Park, Y., Swanson-Hysell, N. L., Macdonald, F. A., Lisiecki, L. E., 2021, Evaluating the relationship between large igneous province area and Earth’s long-term climate state: AGU Geophysical Monograph Series 255 – Large Igneous Provinces: A Driver of Global Environmental and Biotic Changes, doi:10.1002/9781119507444.ch7.
Macdonald, F. A., Swanson-Hysell, N. L., Park, Y., Lisiecki, L. E., Jagoutz, O., 2019, Arc-continent collisions in the tropics set Earth’s climate state: Science, vol. 364, pp. 181–184, doi:10.1126/science.aav5300.
On multimillion-year time scales, Earth has experienced warm ice-free and cold glacial climates, but it is unknown whether transitions between these background climate states were the result of changes in carbon dioxide sources or sinks. Low-latitude arc-continent collisions are hypothesized to drive cooling by exhuming and eroding mafic and ultramafic rocks in the warm, wet tropics, thereby increasing Earth’s potential to sequester carbon through chemical weathering. Similarly, the chemical weathering of large igneous provinces (LIPs) are also hypothesized to drive cooling, although importantly LIPs tend to erupt onto stable continental interiors or into subsiding sedimentary basins during rifting, and are therefore not actively exhumed.
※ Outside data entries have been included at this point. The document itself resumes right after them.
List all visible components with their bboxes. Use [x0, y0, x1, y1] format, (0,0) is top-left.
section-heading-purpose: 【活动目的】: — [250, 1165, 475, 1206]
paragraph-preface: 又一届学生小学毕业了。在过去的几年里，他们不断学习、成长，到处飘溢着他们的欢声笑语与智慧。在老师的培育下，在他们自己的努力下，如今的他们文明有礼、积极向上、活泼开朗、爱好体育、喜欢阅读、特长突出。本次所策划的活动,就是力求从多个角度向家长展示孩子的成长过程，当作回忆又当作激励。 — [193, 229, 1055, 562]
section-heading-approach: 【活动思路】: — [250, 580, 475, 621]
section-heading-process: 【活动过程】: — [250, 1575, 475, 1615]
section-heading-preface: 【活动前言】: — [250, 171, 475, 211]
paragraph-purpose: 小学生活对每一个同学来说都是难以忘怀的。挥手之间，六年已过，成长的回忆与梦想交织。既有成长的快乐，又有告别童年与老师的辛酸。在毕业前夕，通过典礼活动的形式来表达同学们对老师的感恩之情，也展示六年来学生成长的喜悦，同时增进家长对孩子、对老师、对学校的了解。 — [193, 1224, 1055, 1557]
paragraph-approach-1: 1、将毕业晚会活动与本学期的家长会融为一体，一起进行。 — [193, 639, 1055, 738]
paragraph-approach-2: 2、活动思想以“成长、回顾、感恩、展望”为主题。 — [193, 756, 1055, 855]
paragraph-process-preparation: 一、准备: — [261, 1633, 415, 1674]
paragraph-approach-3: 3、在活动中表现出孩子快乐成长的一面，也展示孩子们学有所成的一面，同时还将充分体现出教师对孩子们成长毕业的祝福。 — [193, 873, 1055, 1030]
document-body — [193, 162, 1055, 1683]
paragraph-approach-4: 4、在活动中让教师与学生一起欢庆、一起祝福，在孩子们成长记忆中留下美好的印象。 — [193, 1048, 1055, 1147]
To better constrain global weatherability through time, the paleogeographic positions of all major Phanerozoic arc-continent collisions (Fig. 1) and LIPs (Fig. 2) were reconstructed and compared to the latitudinal distribution of ice sheets. This analysis reveals a strong correlation between the extent of glaciation and arc-continent collisions in the tropics (Fig. 3). These results suggest that Earth’s climate state is set primarily by global weatherability, which changes with the latitudinal distribution of arc-continent collisions. On the other hand, we find no significant correlation between LIP area in the tropics and the extent of continental ice sheets (Fig. 4). These results suggest that changes in planetary weatherability associated with LIPs are not the fundamental control on whether Earth is in a glacial or nonglacial climate, although they could provide a secondary modulating effect in conjunction with other processes.